SeKV Cuts Long-Context GPU Memory 53% Without Discarding a Single Token
SeKV stores KV cache entries at variable resolution across GPU and CPU, reconstructing fine-grained detail on demand and beating the best compression baseline by 5.9%.
Every team running long-context inference eventually hits the same wall: the KV cache grows linearly with sequence length and never shrinks during decoding. The standard responses, token eviction and semantic grouping, both make the same structural mistake. They treat compression as a one-time decision made at prefill time, which means any token-level detail discarded early is gone permanently, even if a later query needs it.
SeKV sidesteps that trap entirely by storing context at variable resolution rather than choosing between keep and discard. The core idea is an entropy-guided segmentation pass that groups tokens into semantic spans, where spans with more predictable, redundant content get coarser representation and spans carrying higher information density get finer treatment. Each span then lives across two memory tiers simultaneously: a lightweight summary vector stays on GPU for fast routing, while a low-rank SVD basis for that span sits on CPU. During decoding, a trained zoom-in mechanism checks each query against the summary vectors and selectively pulls the SVD basis for relevant spans, reconstructing full token-level KV entries only where the current generation step actually needs them. The base LLM is completely frozen throughout. Fewer than 0.05% trainable parameters go into the zoom-in mechanism itself.
The analogy that makes the architecture legible: think of it as a map with variable zoom levels.
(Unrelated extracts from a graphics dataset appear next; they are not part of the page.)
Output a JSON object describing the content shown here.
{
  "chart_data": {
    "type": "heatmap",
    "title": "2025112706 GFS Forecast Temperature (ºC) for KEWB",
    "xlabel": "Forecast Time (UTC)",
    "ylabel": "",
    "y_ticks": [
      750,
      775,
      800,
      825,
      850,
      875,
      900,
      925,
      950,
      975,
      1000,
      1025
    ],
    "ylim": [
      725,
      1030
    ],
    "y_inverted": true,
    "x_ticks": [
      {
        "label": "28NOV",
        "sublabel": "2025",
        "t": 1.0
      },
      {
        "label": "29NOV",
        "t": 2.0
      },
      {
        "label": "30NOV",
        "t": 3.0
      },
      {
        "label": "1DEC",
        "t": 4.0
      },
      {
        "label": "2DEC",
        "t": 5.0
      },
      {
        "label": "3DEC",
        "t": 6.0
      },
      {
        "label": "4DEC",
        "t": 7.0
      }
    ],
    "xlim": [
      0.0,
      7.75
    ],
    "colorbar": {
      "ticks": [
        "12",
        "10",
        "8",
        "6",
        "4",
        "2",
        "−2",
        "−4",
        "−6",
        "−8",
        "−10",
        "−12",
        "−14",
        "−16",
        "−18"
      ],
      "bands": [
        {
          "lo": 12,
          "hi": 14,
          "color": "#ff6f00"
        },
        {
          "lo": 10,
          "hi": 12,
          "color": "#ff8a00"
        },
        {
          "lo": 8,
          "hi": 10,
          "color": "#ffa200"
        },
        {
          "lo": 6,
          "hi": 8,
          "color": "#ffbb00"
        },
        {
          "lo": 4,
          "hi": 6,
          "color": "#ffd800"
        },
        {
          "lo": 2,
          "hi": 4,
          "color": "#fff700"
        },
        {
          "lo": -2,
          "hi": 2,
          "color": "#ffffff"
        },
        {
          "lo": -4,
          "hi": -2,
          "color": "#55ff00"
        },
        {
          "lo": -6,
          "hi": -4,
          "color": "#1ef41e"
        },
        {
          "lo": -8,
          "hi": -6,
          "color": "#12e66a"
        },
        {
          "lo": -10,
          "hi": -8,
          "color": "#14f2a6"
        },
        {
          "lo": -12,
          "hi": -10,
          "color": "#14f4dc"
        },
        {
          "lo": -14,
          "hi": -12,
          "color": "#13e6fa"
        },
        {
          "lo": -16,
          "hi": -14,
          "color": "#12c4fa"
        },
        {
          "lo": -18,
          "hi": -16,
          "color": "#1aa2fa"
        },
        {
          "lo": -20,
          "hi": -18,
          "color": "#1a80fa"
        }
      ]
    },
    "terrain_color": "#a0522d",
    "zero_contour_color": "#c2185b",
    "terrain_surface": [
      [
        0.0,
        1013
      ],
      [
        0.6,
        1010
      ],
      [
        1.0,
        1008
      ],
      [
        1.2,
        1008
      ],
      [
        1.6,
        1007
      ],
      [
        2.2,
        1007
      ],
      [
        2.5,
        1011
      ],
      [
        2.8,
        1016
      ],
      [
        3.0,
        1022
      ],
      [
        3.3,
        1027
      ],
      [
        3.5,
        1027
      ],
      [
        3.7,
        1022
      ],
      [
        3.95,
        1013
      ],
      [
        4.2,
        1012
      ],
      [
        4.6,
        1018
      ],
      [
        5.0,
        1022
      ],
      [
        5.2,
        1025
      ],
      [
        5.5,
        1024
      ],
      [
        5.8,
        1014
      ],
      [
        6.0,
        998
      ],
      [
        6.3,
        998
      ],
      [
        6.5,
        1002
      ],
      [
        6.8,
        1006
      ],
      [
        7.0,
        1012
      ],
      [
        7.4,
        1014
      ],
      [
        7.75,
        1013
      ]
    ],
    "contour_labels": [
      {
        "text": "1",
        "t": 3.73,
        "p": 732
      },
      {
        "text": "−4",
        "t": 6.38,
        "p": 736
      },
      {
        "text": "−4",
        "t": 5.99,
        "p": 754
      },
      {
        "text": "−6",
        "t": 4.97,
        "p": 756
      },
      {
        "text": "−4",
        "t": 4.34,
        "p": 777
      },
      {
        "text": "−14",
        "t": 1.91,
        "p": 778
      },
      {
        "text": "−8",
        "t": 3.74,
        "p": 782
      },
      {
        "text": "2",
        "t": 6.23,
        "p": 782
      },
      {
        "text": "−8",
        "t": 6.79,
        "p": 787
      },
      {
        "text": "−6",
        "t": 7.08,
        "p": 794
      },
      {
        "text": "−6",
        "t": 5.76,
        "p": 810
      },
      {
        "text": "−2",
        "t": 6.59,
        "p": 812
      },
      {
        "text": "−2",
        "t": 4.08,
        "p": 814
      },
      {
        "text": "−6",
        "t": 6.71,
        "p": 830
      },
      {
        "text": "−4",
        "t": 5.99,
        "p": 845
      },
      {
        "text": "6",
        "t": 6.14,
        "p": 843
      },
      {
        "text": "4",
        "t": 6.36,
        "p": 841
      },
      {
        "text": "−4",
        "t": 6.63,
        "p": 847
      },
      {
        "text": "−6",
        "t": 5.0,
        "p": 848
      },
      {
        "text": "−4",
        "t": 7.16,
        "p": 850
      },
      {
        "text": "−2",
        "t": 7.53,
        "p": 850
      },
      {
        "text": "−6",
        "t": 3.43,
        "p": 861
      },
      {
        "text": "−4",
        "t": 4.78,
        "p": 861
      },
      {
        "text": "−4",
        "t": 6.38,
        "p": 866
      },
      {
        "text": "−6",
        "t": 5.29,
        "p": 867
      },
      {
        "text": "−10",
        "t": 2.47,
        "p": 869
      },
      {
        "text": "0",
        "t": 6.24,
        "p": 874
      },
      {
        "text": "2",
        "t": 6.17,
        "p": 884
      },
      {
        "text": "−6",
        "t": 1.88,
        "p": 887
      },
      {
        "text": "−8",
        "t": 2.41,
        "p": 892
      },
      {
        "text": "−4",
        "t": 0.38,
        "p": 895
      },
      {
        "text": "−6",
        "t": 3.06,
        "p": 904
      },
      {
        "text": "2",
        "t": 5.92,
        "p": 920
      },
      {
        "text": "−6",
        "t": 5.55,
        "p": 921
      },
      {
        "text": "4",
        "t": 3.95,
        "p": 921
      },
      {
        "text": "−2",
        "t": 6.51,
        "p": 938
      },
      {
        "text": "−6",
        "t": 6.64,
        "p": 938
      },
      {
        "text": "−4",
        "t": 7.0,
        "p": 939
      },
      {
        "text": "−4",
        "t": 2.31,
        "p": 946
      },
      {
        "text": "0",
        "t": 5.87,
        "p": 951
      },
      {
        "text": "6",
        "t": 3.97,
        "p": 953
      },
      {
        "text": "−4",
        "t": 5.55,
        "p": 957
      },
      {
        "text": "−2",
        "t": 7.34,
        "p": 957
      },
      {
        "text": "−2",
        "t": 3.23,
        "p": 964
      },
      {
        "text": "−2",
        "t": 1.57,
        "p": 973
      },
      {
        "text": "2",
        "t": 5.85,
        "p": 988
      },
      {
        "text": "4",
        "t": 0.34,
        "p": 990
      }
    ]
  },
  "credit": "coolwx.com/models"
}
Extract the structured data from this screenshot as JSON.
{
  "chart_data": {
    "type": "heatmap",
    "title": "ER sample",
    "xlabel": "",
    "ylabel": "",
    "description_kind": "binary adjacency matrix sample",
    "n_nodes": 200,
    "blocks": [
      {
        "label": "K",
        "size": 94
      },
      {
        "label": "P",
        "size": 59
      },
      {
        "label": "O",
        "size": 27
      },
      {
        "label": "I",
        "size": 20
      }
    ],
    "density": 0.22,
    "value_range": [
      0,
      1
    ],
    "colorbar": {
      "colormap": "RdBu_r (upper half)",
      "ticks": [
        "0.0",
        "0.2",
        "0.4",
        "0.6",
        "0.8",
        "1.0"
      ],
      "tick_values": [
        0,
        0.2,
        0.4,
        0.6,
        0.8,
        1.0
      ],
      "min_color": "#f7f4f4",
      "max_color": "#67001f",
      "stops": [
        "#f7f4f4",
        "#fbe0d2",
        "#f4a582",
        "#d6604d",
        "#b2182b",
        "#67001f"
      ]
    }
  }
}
The GPU holds the overview, enough to know which region matters. The CPU holds the satellite imagery for every region. The zoom-in mechanism decides which regions to render in full detail for each decoding step, without ever printing the entire map at once.
SeKV improves over the strongest semantic compression baseline by 5.9% averaged across four benchmarks, while cutting GPU memory 53.3% compared to full KV caching at 128K context. For ML infrastructure teams running long-context workloads, the takeaway is direct: the memory cost of 128K context is now negotiable without accepting the context-loss penalty that eviction-based methods impose.
We're thinking: We find the resolution-adaptivity framing more consequential than the memory number alone. The field has been treating KV cache compression as a binary choice, keep tokens or drop them, and optimizing around that constraint. SeKV reframes it as a storage-tier problem, which is a category of problem infrastructure teams already know how to solve. The specific implication worth watching: if zoom-in reconstruction quality holds at even longer contexts, the CPU tier effectively becomes a lossless KV extension, and the GPU becomes a routing layer. That architectural split could generalize well beyond LLM inference to any system where working memory costs exceed retrieval costs.
Key takeaways:
- SeKV organizes context into entropy-guided semantic spans stored across GPU and CPU at variable resolution, using a trained zoom-in mechanism to reconstruct token-level KV entries on demand during decoding, with the base LLM fully frozen.
- Across four benchmarks at 128K context, SeKV beats the best semantic compression baseline by 5.9% on average and cuts GPU memory 53.3% versus full KV caching; the caveat is that CPU-to-GPU reconstruction latency under high zoom-in rates has not been fully characterized at production serving throughput.
- Teams running long-context inference at 64K tokens or beyond should evaluate SeKV as a replacement for token eviction pipelines, particularly in settings where context recall precision matters and eviction-induced degradation has been a documented failure mode.